All month long we will be featuring speaker’s abstracts for the upcoming Equine History Conference: Why Equine History Matters.
The Symbolic Equine in the Early Medieval Gallic-Germanic Borderland
Julia F. Crisler, UC Santa Barbara
In the late-seventh century, Dado, bishop of Rouen, penned a biography of his close friend, the recently deceased Bishop Eligius of Noyon-Tournai. This vita aided in propelling Eligius to sainthood, known as Éloi in France and Flanders, where he became inextricably linked with several miracles involving horses. Roughly a century-and-a-half before Eligius performed these equine-centric miracles, the pagan Childeric I was buried, surrounded by three pits containing the bodies of twenty-one horses in the same site where Eligius would later be revered.

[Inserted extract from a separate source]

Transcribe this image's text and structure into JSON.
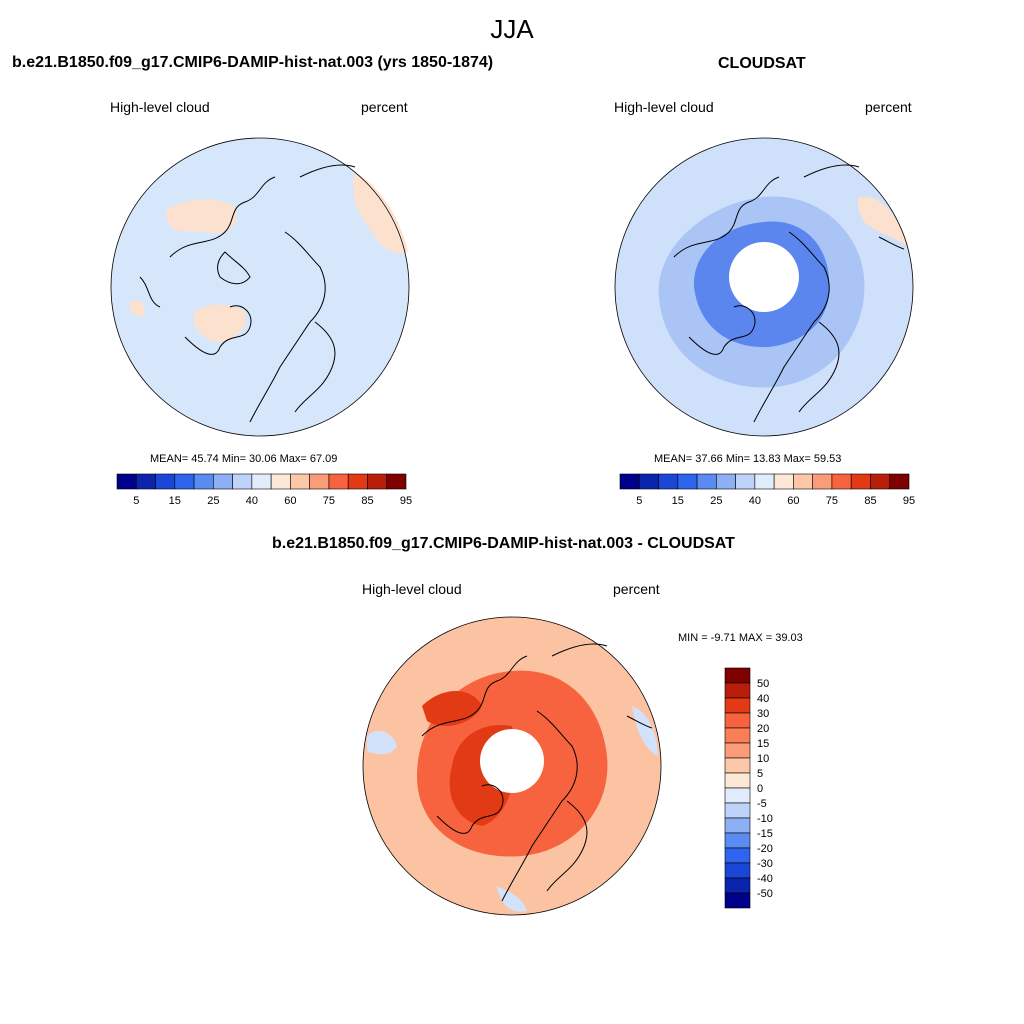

Meanwhile, the Late Roman Empire was importing a great deal of their stock horses from this region of Northern France. This paper explores this turbulent migration period and the role that horses played in the
formation of medieval identities, particularly in the border region between Germania and Gaul. The study will utilize not only written sources but will make extensive use of archaeology and art history to elucidate the importance of the horse and its symbolism to Romans, Gauls, Geramanics, and Steppe immigrants, as well as the many hybrid cultures that remained rooted in an equestrian base in Early Medieval/Late Antique Northern Gaul.